TryHackMe: Complete Beginner (Supplements)
author: Nathan Acks
date: 2021-11-16
Volatility
Examining Our Patient
Volatility has been removed from Kali, but Volatility 3 is installable via pip. Unfortunately, the commands seem a bit different than what’s used in the TryHackMe: Volatility room.
Also, the provided memory dump is a vmem file, rather than the raw files mentioned in the room.
It looks like Volatility 3 no longer require “profiles”; instead, there are separate plugins for Windows, macOS, and Linux.
Of the three *.pslist.PsList plugins, only windows.pslist.PsList doesn’t error out, and the resulting output looks sane.
Unfortunately, this command doesn’t help us identify which Volatility 2 profile would have been used, which we need to know in order to answer the second question in this section. However, the windows.info.Info plugin lets us know that:
- The image is not running a 64-bit OS.
- The MajorOperatingSystemVersion is 5.
- The MinorOperatingSystemVersion is 1.
- The NTBuildLab(el) is 2600.xpsp.080413-2111
Wikipedia’s Comparison of Microsoft Windows versions tells us that Windows 5.1.2600 is some version of XP, and googling the NTBuildLab pulls up a number of results that strongly suggest that this is Service Pack 3. However, The WinXPSP3x86 profile is not the right answer - this section seems to want WinXPSP2x86 instead.

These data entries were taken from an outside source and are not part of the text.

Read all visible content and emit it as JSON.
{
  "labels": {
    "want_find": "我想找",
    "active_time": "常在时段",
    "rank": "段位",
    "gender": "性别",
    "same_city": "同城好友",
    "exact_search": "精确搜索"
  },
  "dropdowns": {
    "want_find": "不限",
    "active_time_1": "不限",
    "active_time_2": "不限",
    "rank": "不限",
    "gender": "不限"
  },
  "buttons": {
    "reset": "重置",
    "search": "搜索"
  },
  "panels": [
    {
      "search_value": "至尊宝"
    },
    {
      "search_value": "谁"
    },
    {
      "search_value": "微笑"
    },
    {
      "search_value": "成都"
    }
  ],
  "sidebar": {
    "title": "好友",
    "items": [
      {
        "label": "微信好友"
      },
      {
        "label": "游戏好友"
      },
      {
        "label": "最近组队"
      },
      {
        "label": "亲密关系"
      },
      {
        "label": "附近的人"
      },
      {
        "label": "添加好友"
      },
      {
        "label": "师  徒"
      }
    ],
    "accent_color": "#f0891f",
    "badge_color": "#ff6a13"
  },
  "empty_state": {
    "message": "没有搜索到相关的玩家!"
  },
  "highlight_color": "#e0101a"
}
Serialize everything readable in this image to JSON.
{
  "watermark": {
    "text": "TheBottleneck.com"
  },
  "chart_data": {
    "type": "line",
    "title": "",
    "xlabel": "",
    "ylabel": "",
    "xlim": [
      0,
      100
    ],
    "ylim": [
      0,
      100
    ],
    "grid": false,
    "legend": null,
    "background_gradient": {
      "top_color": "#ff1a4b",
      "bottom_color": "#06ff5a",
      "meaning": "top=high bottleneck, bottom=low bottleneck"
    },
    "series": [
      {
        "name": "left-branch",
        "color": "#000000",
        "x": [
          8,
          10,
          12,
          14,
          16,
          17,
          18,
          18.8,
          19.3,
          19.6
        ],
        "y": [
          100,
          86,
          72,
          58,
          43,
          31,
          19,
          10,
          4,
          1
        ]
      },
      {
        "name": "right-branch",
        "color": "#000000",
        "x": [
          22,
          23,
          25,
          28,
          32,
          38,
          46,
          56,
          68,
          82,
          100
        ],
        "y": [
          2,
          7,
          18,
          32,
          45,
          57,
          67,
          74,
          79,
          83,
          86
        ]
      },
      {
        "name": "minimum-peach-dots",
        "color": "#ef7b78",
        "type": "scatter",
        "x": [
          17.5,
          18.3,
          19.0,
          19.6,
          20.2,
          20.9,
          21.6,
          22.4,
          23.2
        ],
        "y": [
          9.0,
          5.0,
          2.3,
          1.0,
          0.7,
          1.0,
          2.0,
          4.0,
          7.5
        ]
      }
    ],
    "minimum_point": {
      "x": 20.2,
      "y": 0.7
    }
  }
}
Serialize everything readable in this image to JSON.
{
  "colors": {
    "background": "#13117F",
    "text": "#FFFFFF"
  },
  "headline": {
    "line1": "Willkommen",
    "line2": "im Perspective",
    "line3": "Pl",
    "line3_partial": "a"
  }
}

Another problem! Volatility 3 doesn’t include a psxview equivalent. I’m not sure how to replicate what the section wants me to do… I tried using the windows.malfind.Malfind plugin, and guessed that the process we want to look at is csrss.exe because its line is pretty different than the others (Tag, CommitCharge, and PrivateMemory all stand out). This turns out to be correct, but I’m unfortunately less sure about whether I’m picking up on real flag, or just made a lucky guess…
We also seem to be missing the ldrmodules and apihooks plugins, and googling around doesn’t turn up any obvious alternatives.
- TryHackMe: Volatility
- Malware Analysis: Memory Forensics with Volatility 3
- volatility / README.txt
- Comparison of Microsoft Windows versions (Wikipedia)
- Volatility 3 Cheatsheet
Post Actions
Striking out again.
The right answer is “Cridex”, but neither the DLLs nor the process image of csrss.exe I extracted with Volatility 3 were flagged with this in VirusTotal or Hybrid Analysis (the best I got were Win32Evo-Gen and a whole bunch of heuristic matches). Digging in a bit deeper, it looks like none of these files match the extracted images pulled out by Volatility 2.
This is probably the worst I’ve done on one of these rooms - I’ve failed to meet many of the objectives, and I’m failing to understand why I failed.
Maybe something’s up with my install of Volatility 3?